Wednesday, 11th January, 2017 1:01am

Conditions at University Hospital Galway (UHG) have been described as “inhumane” by a local Galway woman who witnessed the overcrowding crisis first hand.

Mary Corbett-Joyce accompanied her 93-year-old father John Corbett to UHG last Tuesday when he was brought by ambulance from Clifden with a septic foot.

Ms Corbett-Joyce said she was “stunned” by the overcrowding upon arrival at the city hospital.

“It was a sight I will never forget.”

When they arrived, Ms Corbett-Joyce said they “couldn’t get inside the door” as the Emergency Department was inundated with trolleys.

“It was so stressful for both the patients and the nurses and the doctors and the medical team as well. You have to feel for the pressure they were under.

“You could see them running with the perspiration coming down their faces. It’s just horrific.”

Ms Corbett-Joyce’s father was forced to wait on a trolley in a hospital corridor from 7pm last Tuesday night until 2.30am when he was brought into the ED. He finally saw a doctor at 8.20am the following morning.

“I was very anxious for my Dad because, by now, 15 hours had passed without my Dad having had an antibiotic.

“It was 8.20am before a doctor or anyone looked at his foot. I thought I might lose him to blood poisoning,” she said.

National trolley figures reached record highs last week with 612 patients on trolleys in hospitals across the country on Tuesday, 40 of which were in UHG with a further 18 in Portiuncula.

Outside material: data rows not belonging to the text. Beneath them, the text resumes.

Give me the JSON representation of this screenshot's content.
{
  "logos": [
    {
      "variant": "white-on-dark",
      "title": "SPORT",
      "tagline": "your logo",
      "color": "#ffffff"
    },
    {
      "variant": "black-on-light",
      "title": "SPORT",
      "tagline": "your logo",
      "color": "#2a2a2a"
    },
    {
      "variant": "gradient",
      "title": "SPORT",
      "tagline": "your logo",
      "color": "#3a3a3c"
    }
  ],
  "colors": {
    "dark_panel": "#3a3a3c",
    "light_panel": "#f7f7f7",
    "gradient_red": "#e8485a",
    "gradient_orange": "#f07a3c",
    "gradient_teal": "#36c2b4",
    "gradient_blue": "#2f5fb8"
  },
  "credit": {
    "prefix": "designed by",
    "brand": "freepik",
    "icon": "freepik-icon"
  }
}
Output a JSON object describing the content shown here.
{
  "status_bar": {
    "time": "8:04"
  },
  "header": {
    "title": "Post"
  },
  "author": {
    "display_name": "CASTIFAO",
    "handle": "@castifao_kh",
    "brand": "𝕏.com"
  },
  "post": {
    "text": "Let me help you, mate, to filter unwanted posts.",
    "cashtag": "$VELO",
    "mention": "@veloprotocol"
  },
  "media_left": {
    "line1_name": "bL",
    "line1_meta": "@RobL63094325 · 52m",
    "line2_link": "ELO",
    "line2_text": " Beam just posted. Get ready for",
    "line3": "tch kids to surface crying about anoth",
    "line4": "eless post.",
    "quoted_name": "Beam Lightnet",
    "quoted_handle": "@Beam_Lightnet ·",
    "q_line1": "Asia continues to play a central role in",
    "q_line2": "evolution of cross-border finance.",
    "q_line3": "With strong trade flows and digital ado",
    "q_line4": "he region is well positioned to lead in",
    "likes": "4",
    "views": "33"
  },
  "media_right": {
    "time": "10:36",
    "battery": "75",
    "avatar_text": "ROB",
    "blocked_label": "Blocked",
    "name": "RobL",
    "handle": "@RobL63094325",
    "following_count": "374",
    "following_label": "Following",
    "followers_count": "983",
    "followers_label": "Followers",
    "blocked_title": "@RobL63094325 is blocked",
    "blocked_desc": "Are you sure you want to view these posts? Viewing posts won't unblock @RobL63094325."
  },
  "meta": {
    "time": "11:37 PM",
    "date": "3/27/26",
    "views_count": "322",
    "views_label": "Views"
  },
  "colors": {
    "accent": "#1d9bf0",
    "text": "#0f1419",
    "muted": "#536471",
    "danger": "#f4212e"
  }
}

Ms Corbett-Joyce said there is “no dignity for the patients” left waiting on trolleys, however she highly praised the work of hospital staff, saying they do their best under the circumstances.

“You could feel their pressure - far too many patients and not space to move and insufficient personnel.

“It’s awful when you see the overwhelming numbers they had to deal with.

“How lives weren’t lost I don’t know,” she added.

She said hospital staff are at “breaking point” and were also trying to take bloods and measure blood pressure on the corridors.

According to Ms Corbett-Joyce, “99 per cent” of the people waiting were elderly – a sight she described as “heart wrenching”.

Her father was discharged later that evening, however, according to Ms Corbett-Joyce the overcrowding was “just as heavy” when they were leaving the hospital at 3.30pm.

He is now recovering well at home. However she said she would be reluctant if he had to return to hospital again.

“It affected me for two or three days afterwards. I couldn’t believe what I had seen.

“I’d be exceptionally worried that he’d pick up any bug or the influenza that’s rampant and to wait that many hours I’d be really terrified.”

Asked what the government needs to do to address the situation, Ms Corbett-Joyce said hiring more doctors and nurses should be an immediate priority.

“It’s no good getting a plan for six months’ time. It should be now. It should have been yesterday. Immediate.

“They need more space and they certainly struggle, the medical staff there, to cope with the numbers. They can’t cope.”

Late last month, Health Minister Simon Harris cancelled a planned visit to UHG where he was expected to make an official announcement on plans for a new emergency department. He is now expected to visit later this month.

University Hospital Galway (UHG) and Portiuncula Hospital saw a staggering 6,699 patients left waiting on trolleys in 2016 – up from 2,057 in 2006.